I decided to try something else before I tried going through that painful process.
I took your previous diagnostic to the next level by simply running "emacs" and then trying the ssh path. That worked. I then brought down my main Emacs window that I start from a shortcut, started it up, and then without doing anything else, I tried the ssh path. It worked.
I then brought it down again and brought it back up, and then did what I always do as my first step after starting Emacs, which is creating a shell buffer, and then trying the ssh path. That timed out.
I then bounced it again, tried the ssh path, which worked, then created a shell buffer, which worked, and then I deleted the buffer that I got from ssh and tried the ssh path again, and it worked. I then did the same steps, and adding an ssh path to a different file in that same remote directory, and that also worked.

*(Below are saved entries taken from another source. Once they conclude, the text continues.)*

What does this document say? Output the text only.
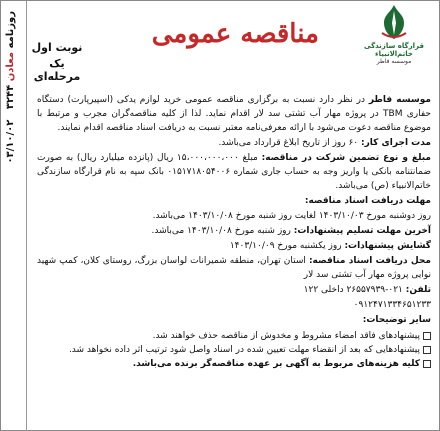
روزنامه معادن ۳۲۴۴   ۰۳/۱۰/۰۲
قرارگاه سازندگی خاتم‌الانبیاء
موسسه فاطر
مناقصه عمومی
نوبت اول
یک مرحله‌ای

موسسه فاطر در نظر دارد نسبت به برگزاری مناقصه عمومی خرید لوازم یدکی (اسپیرپارت) دستگاه حفاری TBM در پروژه مهار آب تشتی سد لار اقدام نماید. لذا از کلیه مناقصه‌گران مجرب و مرتبط با موضوع مناقصه دعوت می‌شود با ارائه معرفی‌نامه معتبر نسبت به دریافت اسناد مناقصه اقدام نمایند.

مدت اجرای کار: ۶۰ روز از تاریخ ابلاغ قرارداد می‌باشد.

مبلغ و نوع تضمین شرکت در مناقصه: مبلغ ۱۵،۰۰۰،۰۰۰،۰۰۰ ریال (پانزده میلیارد ریال) به صورت ضمانتنامه بانکی یا واریز وجه به حساب جاری شماره ۰۱۵۱۷۱۸۰۵۴۰۰۶ بانک سپه به نام قرارگاه سازندگی خاتم‌الانبیاء (ص) می‌باشد.

مهلت دریافت اسناد مناقصه:

روز دوشنبه مورخ ۱۴۰۳/۱۰/۰۳ لغایت روز شنبه مورخ ۱۴۰۳/۱۰/۰۸ می‌باشد.

آخرین مهلت تسلیم پیشنهادات: روز شنبه مورخ ۱۴۰۳/۱۰/۰۸ می‌باشد.

گشایش پیشنهادات: روز یکشنبه مورخ ۱۴۰۳/۱۰/۰۹

محل دریافت اسناد مناقصه: استان تهران، منطقه شمیرانات لواسان بزرگ، روستای کلان، کمپ شهید نوایی پروژه مهار آب تشتی سد لار

تلفن: ۰۲۱-۲۶۵۵۷۹۳۹ داخلی ۱۲۲

۰۹۱۲۴۷۱۳۳۴۶۵۱۲۳۳

سایر توضیحات:

پیشنهادهای فاقد امضاء مشروط و مخدوش از مناقصه حذف خواهند شد.
پیشنهادهایی که بعد از انقضاء مهلت تعیین شده در اسناد واصل شود ترتیب اثر داده نخواهد شد.
کلیه هزینه‌های مربوط به آگهی بر عهده مناقصه‌گر برنده می‌باشد.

I've tried these scenarios multiple times, and they are repeatable.
So, it seems like there's something about my process of creating shell buffers, which if done before the first tramp connection, makes tramp time out. I don't know what information tramp caches. It's possible that in the last scenario, if I then tried a tramp connection to a different host, that would fail, but I'm just guessing.

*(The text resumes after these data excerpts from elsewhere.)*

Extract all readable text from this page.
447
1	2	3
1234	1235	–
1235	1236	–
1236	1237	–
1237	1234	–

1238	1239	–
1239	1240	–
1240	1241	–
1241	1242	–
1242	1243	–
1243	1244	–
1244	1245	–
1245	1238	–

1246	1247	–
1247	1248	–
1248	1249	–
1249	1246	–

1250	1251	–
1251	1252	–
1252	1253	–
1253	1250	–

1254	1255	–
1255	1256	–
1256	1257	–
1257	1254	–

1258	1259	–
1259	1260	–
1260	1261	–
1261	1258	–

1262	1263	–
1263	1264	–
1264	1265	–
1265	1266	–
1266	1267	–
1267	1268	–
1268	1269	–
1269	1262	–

I create shell buffers using a couple of very small packages that I wrote decades ago, which I haven't had any issues with since. They manage a "ring" of shell buffers which I can either step through, or search for a particular one by its current directory. I'll attach them, if there's a clue there. Reading the file comment for "cycle-shell.el", I think I must have simplified it slightly after I wrote that comment, because I don't depend on a "shell-for-cycle" package anymore.